Influence of pericyte-like vessel dilation on RBC flux in an In Vitro microvascular network.

Efficient oxygen delivery in the brain relies on a finely tuned balance between vascular architecture and dynamic flow regulation. While red blood cells (RBCs) passively flow through the capillary network, neurovascular coupling ensures that the blood supply adapts to meet the metabolic demands of active neurons. Pericytes, contractile cells embedded in the capillary walls, play a key role in this process by modulating capillary diameter in response to neural signals. While pericytes are believed to enable rapid and localized blood flow regulation, their contributions in time and space remain debated. This study investigates the effects of pericyte-like vessel dilation (i.e., pericyte relaxation) on RBC distribution and flow dynamics using an in vitro microfluidic model. We investigate how pericyte-induced dynamic cross-sectional changes affect RBC distribution and velocity in a capillary network. By employing a programmable pressure pump to simulate gradual variations in capillary diameter, we observed that short-time dilation increased RBC velocity and hematocrit near the dilation site, enhancing localized perfusion.

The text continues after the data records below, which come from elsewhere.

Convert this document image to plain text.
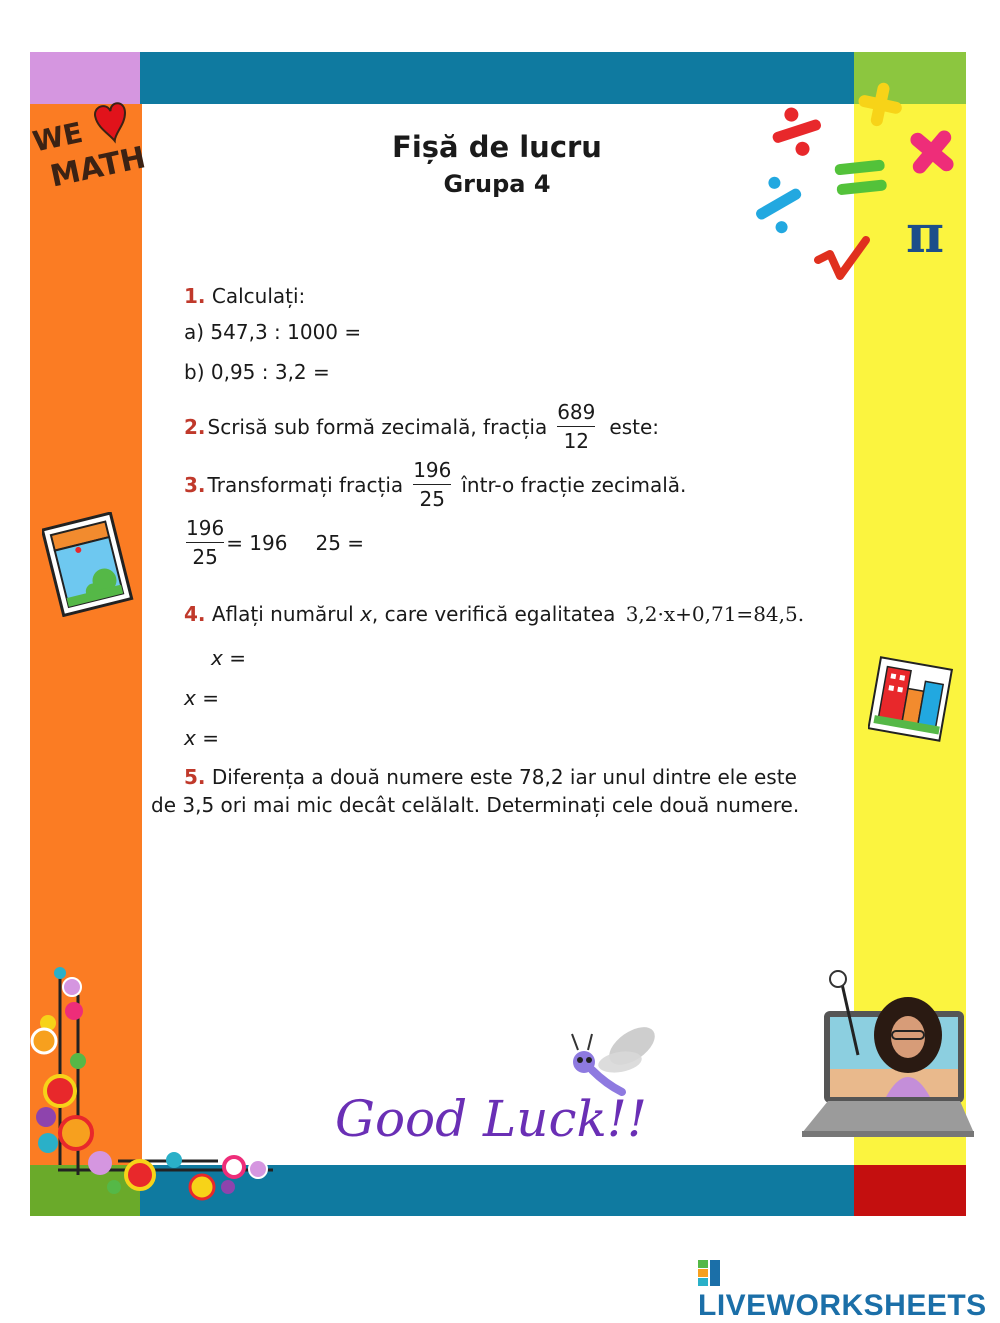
WE
MATH
π
Fișă de lucru
Grupa 4
1. Calculați:
a) 547,3 : 1000 =
b) 0,95 : 3,2 =
2. Scrisă sub formă zecimală, fracția $\frac{689}{12}$ este:
3. Transformați fracția $\frac{196}{25}$ într-o fracție zecimală.
$\frac{196}{25} = 196$ 25 =
4. Aflați numărul x, care verifică egalitatea 3,2·x+0,71=84,5.
x =
x =
x =
5. Diferența a două numere este 78,2 iar unul dintre ele este
de 3,5 ori mai mic decât celălalt. Determinați cele două numere.
Good Luck!!
LIVEWORKSHEETS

In contrast, prolonged dilation led to a network-wide RBC redistribution minimizing hydraulic resistance, ultimately depleting hematocrit due to the network Fåhræus effect. These findings highlight the dynamic and adaptive nature of capillary blood flow, where sustained localized changes can propagate into systemic effects over time. More broadly, this study provides new insights into the interplay between localized flow regulation and systemic capillary network dynamics, revealing how geometric and dynamic factors govern RBC behavior and perfusion.